# Branded external 3.5" SATA HDD enclosure



## 007 (Apr 10, 2012)

Friends,

I am planning to convert my 3.5" Seagate Barracuda 1TB to external one via eSATA or USB 3.0. 
Please suggest good external SATA enclosure branded models if you know any. 

Thanks in advance.


----------



## Gaurav Bhattacharjee (Apr 10, 2012)

*Sedna USB3.0 3.5inch SATA External Harddrive Enclosure (SE-EH-38U) @1345*


----------



## sameer.pur (Apr 12, 2012)

You can get this



> Vantec ? NexStar 3 SuperSpeed - NST-380S3-BK- 3.5'' SATA to USB 3.0 External Hard Drive Enclosure (Onyx Black)



But perhaps it's not available in India (I couldn't find any), I recently got one from eBay from here.. will post a review soon. 

Also the one I got is USB 3.0 only, but there is one model also which has USB 3.0 + e-SATA + FireWire. 

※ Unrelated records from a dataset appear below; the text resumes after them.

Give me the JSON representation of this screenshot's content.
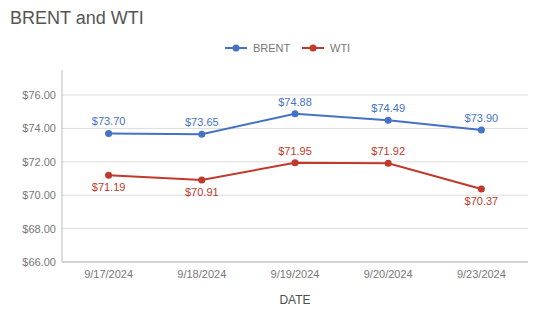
{
  "chart_data": {
    "type": "line",
    "title": "BRENT and WTI",
    "x_label": "DATE",
    "categories": [
      "9/17/2024",
      "9/18/2024",
      "9/19/2024",
      "9/20/2024",
      "9/23/2024"
    ],
    "series": [
      {
        "name": "BRENT",
        "color": "#4472C4",
        "marker": "circle",
        "line_style": "solid",
        "values": [
          73.7,
          73.65,
          74.88,
          74.49,
          73.9
        ],
        "value_labels": [
          "$73.70",
          "$73.65",
          "$74.88",
          "$74.49",
          "$73.90"
        ]
      },
      {
        "name": "WTI",
        "color": "#C0392B",
        "marker": "circle",
        "line_style": "solid",
        "values": [
          71.19,
          70.91,
          71.95,
          71.92,
          70.37
        ],
        "value_labels": [
          "$71.19",
          "$70.91",
          "$71.95",
          "$71.92",
          "$70.37"
        ]
      }
    ],
    "ylim": [
      66.0,
      77.5
    ],
    "yticks": [
      {
        "value": 66.0,
        "label": "$66.00"
      },
      {
        "value": 68.0,
        "label": "$68.00"
      },
      {
        "value": 70.0,
        "label": "$70.00"
      },
      {
        "value": 72.0,
        "label": "$72.00"
      },
      {
        "value": 74.0,
        "label": "$74.00"
      },
      {
        "value": 76.0,
        "label": "$76.00"
      }
    ],
    "grid": true,
    "legend": "top",
    "data_labels": true
  }
}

> Vantec NexStar 3 SuperSpeed 3.5? SATA I/II to USB 3.0 External Enclosure-CLG | eBay


----------



## 007 (Jun 26, 2012)

Thanks *Gaurav* and *sameer.pur* for your inputs. I have bought Vantec Nexstar CX SATA to USB2.0 and e-SATA from US. 
Product details here.


----------



## ajayritik (Mar 18, 2013)

Sorry guys for bumping into an old thread! Even I'm looking for one. Can someone please help me with what these will be useful for esata and firewire?


----------